La mission du Fonds monétaire international (FMI), annoncée du 19 août au 1er septembre à Dakar, ouvre une nouvelle séquence de discussions avec les autorités sénégalaises sur les politiques économiques et les réformes susceptibles de déboucher sur un nouvel accord de financement. Pour le professeur Amath Ndiaye, de la FASEG à l’Université Cheikh Anta Diop de Dakar, un tel compromis est désormais indispensable pour remettre de l’ordre dans la trajectoire économique du pays.
Dans son analyse, l’économiste estime qu’un retour à un cadre formel avec le FMI pourrait aider le Sénégal à restaurer la confiance des partenaires et à mieux encadrer la question de la dette publique. Il rappelle que les charges financières sont devenues lourdes à supporter et défend l’idée d’un accord négocié, adossé à une stratégie plus lisible de restructuration.
Au-delà du débat technique, cette mission intervient dans un contexte de forte attente autour des équilibres budgétaires, des marges de manœuvre de l’État et de la capacité du gouvernement à maintenir les priorités sociales. Les échanges à venir devraient porter sur les réformes attendues, la discipline de gestion, la soutenabilité de l’endettement et la visibilité à donner aux partenaires financiers.

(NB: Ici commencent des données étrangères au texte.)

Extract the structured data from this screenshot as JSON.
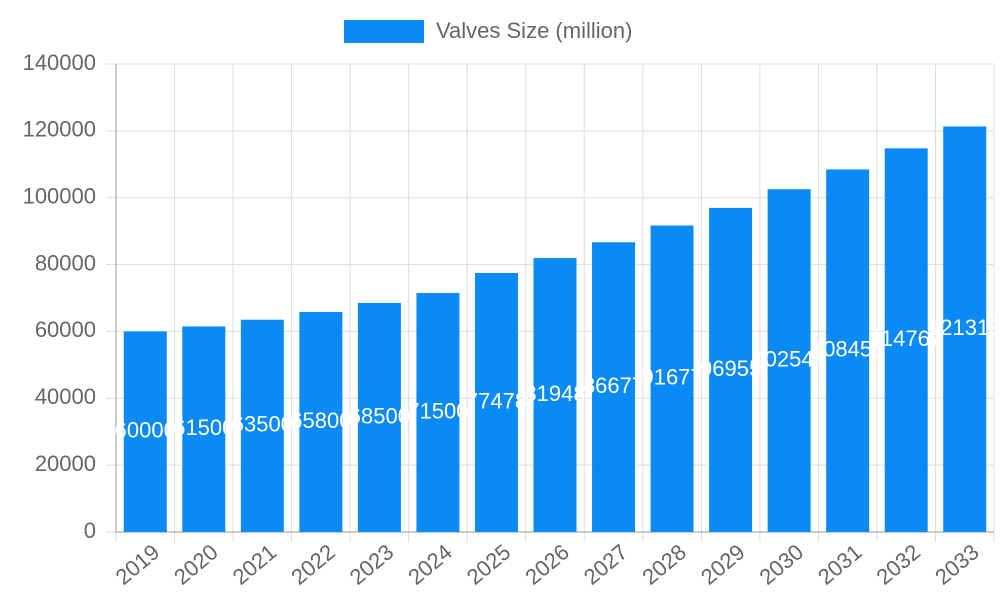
{
  "chart_data": {
    "type": "bar",
    "categories": [
      "2019",
      "2020",
      "2021",
      "2022",
      "2023",
      "2024",
      "2025",
      "2026",
      "2027",
      "2028",
      "2029",
      "2030",
      "2031",
      "2032",
      "2033"
    ],
    "series": [
      {
        "name": "Valves Size (million)",
        "color": "#0a8af5",
        "values": [
          60000,
          61500,
          63500,
          65800,
          68500,
          71500,
          77478,
          81948,
          86677,
          91677,
          96955,
          102543,
          108455,
          114767,
          121313
        ]
      }
    ],
    "ylim": [
      0,
      140000
    ],
    "yticks": [
      0,
      20000,
      40000,
      60000,
      80000,
      100000,
      120000,
      140000
    ],
    "grid": true,
    "legend": "top"
  }
}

Si les discussions avancent, un nouvel accord pourrait offrir un cadre plus stable pour le financement de l’économie sénégalaise et pour la crédibilité de la politique économique. Mais l’enjeu ne se limite pas à un signal aux bailleurs : il s’agit aussi de créer des conditions durables de relance, avec des choix cohérents entre souveraineté, protection sociale et rigueur de gestion.